Alternate steps with changing legs
- Knee, or no up (knee up). Alternating step angle step, should be performed with knee bending and lifting it up in any possible amplitude.
- Step-tap. This is a touch of the platform, it is performed with the toe of the unsupported foot, alternately. Movement serves to rest and lower your heart rate.
Contraindications for exercising
Training is not recommended for:
- varicose veins;
- hypermobility of the joints of the lower extremities;
- sports injuries and inflammations of the joints outside the rehabilitation period;
- dizziness, severe hypotension;
- high blood pressure during an exacerbation;
- any diseases of the heart and blood vessels, when it is recommended to exclude aerobic exercise.

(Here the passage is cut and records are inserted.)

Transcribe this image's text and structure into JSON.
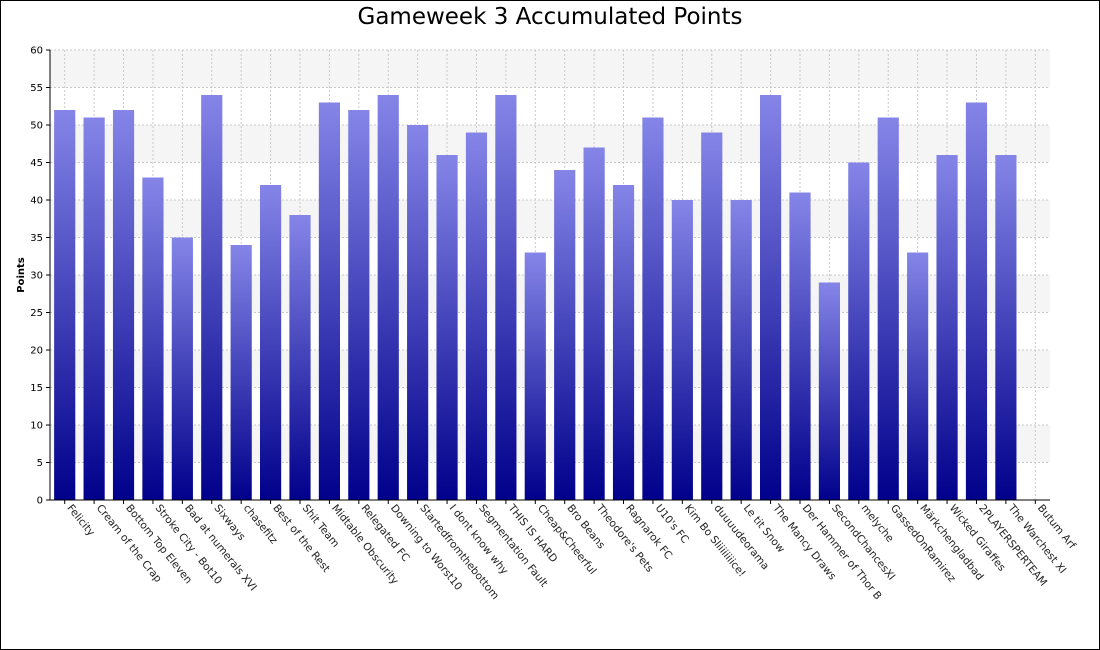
{
  "chart_data": {
    "type": "bar",
    "title": "Gameweek 3 Accumulated Points",
    "xlabel": "",
    "ylabel": "Points",
    "ylim": [
      0,
      60
    ],
    "yticks": [
      0,
      5,
      10,
      15,
      20,
      25,
      30,
      35,
      40,
      45,
      50,
      55,
      60
    ],
    "grid": true,
    "legend": "none",
    "categories": [
      "Felicity",
      "Cream of the Crap",
      "Bottom Top Eleven",
      "Stroke City - Bot10",
      "Bad at numerals XVI",
      "Sixways",
      "chasefitz",
      "Best of the Rest",
      "Shit Team",
      "Midtable Obscurity",
      "Relegated FC",
      "Downing to Worst10",
      "Startedfromthebottom",
      "I dont know why",
      "Segmentation Fault",
      "THIS IS HARD",
      "Cheap&Cheerful",
      "Bro Beans",
      "Theodore's Pets",
      "Ragnarok FC",
      "U10's FC",
      "Kim Bo Sliiiiiiiice!",
      "duuuudeorama",
      "Le tit Snow",
      "The Mancy Draws",
      "Der Hammer of Thor B",
      "SecondChancesXI",
      "melyche",
      "GassedOnRamirez",
      "Märkchengladbad",
      "Wicked Giraffes",
      "2PLAYERSPERTEAM",
      "The Warchest XI",
      "Butum Arf"
    ],
    "values": [
      52,
      51,
      52,
      43,
      35,
      54,
      34,
      42,
      38,
      53,
      52,
      54,
      50,
      46,
      49,
      54,
      33,
      44,
      47,
      42,
      51,
      40,
      49,
      40,
      54,
      41,
      29,
      45,
      51,
      33,
      46,
      53,
      46,
      0
    ],
    "colors": {
      "bar_top": "#8585e8",
      "bar_bottom": "#00008b",
      "band": "#f5f5f5",
      "grid": "#c8c8c8",
      "axis": "#000000"
    }
  }
}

Can pregnant women exercise? If a girl is experienced and knows the steps, is well oriented and feels well, she can practice. A low-impact class with no jumps will do quite well for this purpose. Exercising during pregnancy improves circulation and aids gestation. But if aerobic exercise is prohibited due to severe edema, pressure drops or uterine tone, it is better to postpone them.

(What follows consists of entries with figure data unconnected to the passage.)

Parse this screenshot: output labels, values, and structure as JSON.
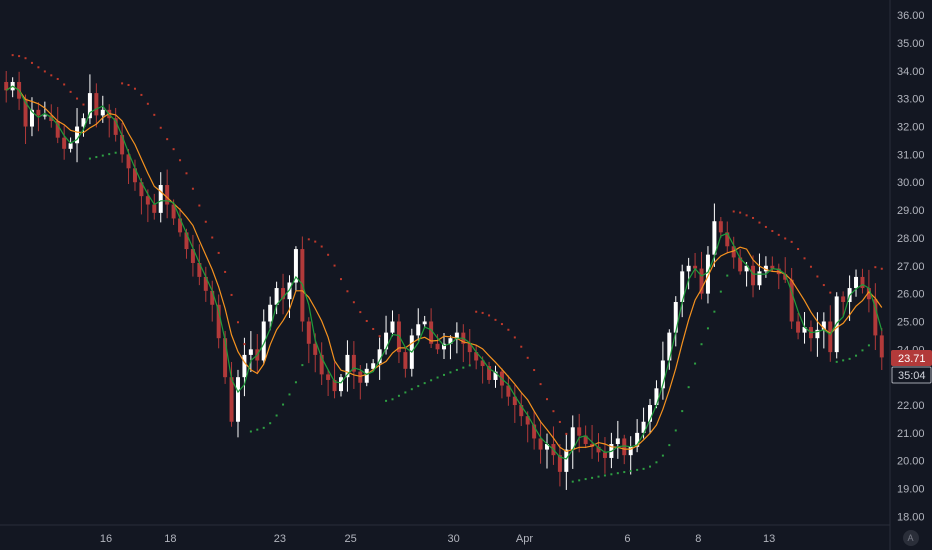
{
  "chart_data": {
    "type": "candlestick",
    "ylim": [
      17.8,
      36.4
    ],
    "price_ticks": [
      "36.00",
      "35.00",
      "34.00",
      "33.00",
      "32.00",
      "31.00",
      "30.00",
      "29.00",
      "28.00",
      "27.00",
      "26.00",
      "25.00",
      "24.00",
      "23.00",
      "22.00",
      "21.00",
      "20.00",
      "19.00",
      "18.00"
    ],
    "date_ticks": [
      {
        "label": "16",
        "bar": 15.5
      },
      {
        "label": "18",
        "bar": 25.5
      },
      {
        "label": "23",
        "bar": 42.5
      },
      {
        "label": "25",
        "bar": 53.5
      },
      {
        "label": "30",
        "bar": 69.5
      },
      {
        "label": "Apr",
        "bar": 80.5
      },
      {
        "label": "6",
        "bar": 96.5
      },
      {
        "label": "8",
        "bar": 107.5
      },
      {
        "label": "13",
        "bar": 118.5
      }
    ],
    "last_price": "23.71",
    "countdown": "35:04",
    "scale_mode": "A",
    "colors": {
      "background": "#131722",
      "up": "#ffffff",
      "down": "#b23a3a",
      "ma_fast": "#1f9c3a",
      "ma_slow": "#f5921f",
      "sar_bear": "#c0392b",
      "sar_bull": "#2ea043",
      "badge_bg": "#b23a3a",
      "timer_bg": "#131722"
    },
    "close": [
      33.3,
      33.6,
      33.0,
      32.0,
      32.6,
      32.4,
      32.4,
      32.2,
      31.6,
      31.2,
      31.4,
      32.0,
      32.3,
      33.2,
      32.4,
      32.6,
      32.3,
      31.7,
      31.0,
      30.5,
      30.0,
      29.5,
      29.2,
      28.9,
      29.9,
      29.2,
      28.7,
      28.2,
      27.6,
      27.1,
      26.6,
      26.1,
      25.6,
      24.4,
      23.0,
      21.4,
      23.0,
      23.8,
      24.0,
      23.6,
      25.0,
      25.6,
      26.2,
      25.8,
      26.4,
      27.6,
      25.0,
      24.2,
      23.8,
      23.1,
      22.9,
      22.5,
      23.0,
      23.8,
      23.2,
      22.8,
      23.3,
      23.5,
      24.0,
      24.6,
      25.0,
      23.9,
      23.3,
      24.5,
      24.9,
      25.0,
      24.2,
      24.0,
      24.2,
      24.4,
      24.6,
      24.2,
      23.9,
      23.6,
      23.4,
      22.9,
      23.2,
      22.7,
      22.3,
      22.0,
      21.6,
      21.3,
      20.8,
      20.4,
      20.6,
      20.2,
      19.6,
      20.4,
      21.2,
      20.9,
      20.6,
      20.5,
      20.3,
      20.1,
      20.6,
      20.8,
      20.2,
      20.5,
      21.0,
      21.4,
      22.0,
      22.6,
      23.6,
      24.6,
      25.7,
      26.8,
      27.0,
      26.9,
      26.0,
      27.4,
      28.6,
      28.2,
      27.7,
      27.3,
      26.8,
      27.0,
      26.3,
      26.8,
      27.0,
      26.9,
      26.7,
      26.5,
      25.0,
      24.6,
      24.8,
      24.4,
      24.7,
      25.0,
      23.9,
      25.9,
      25.7,
      26.2,
      26.6,
      26.2,
      25.8,
      24.5,
      23.71
    ]
  }
}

Step is not recommended for people with significant obesity, which interferes with proper coordination of movements.
During the steps, a decent load falls on the joints of the lower extremities. The greater the body weight, the greater the risk of cumulative injury. The ideal client for such a lesson is a person who is no more than 12 kg overweight.
Any fitness apparel, aerobics trainer, or jogging shoe will do without a substantial gel pad.
Clothes should be:
- Breathable, but not too loose, so that T-shirts do not rise to the neck, and pants do not flutter. Long, wide-leg pants can cause falls. It is easy to step on them on the steppe, slip and fall.
- Suitable. It is better to choose a sportswear with good support, rather than a regular bra with foam and bones that dig into the body. Likewise – cheap jeggings and shorts from old jeans. The former will not wick away sweat, while the latter literally dig into the skin as you move.
- You should not wear sneakers on a step with a flat rigid sole. They do not protect the feet and are rather fragile on their feet. For those serious about aerobics and attending more than two classes a week, high-top ankle boots are recommended.
Are separate ankle and knee braces needed? For the usual wellness workout of a person without injuries, no. If the orthopedist recommended a bandage, do not remove it.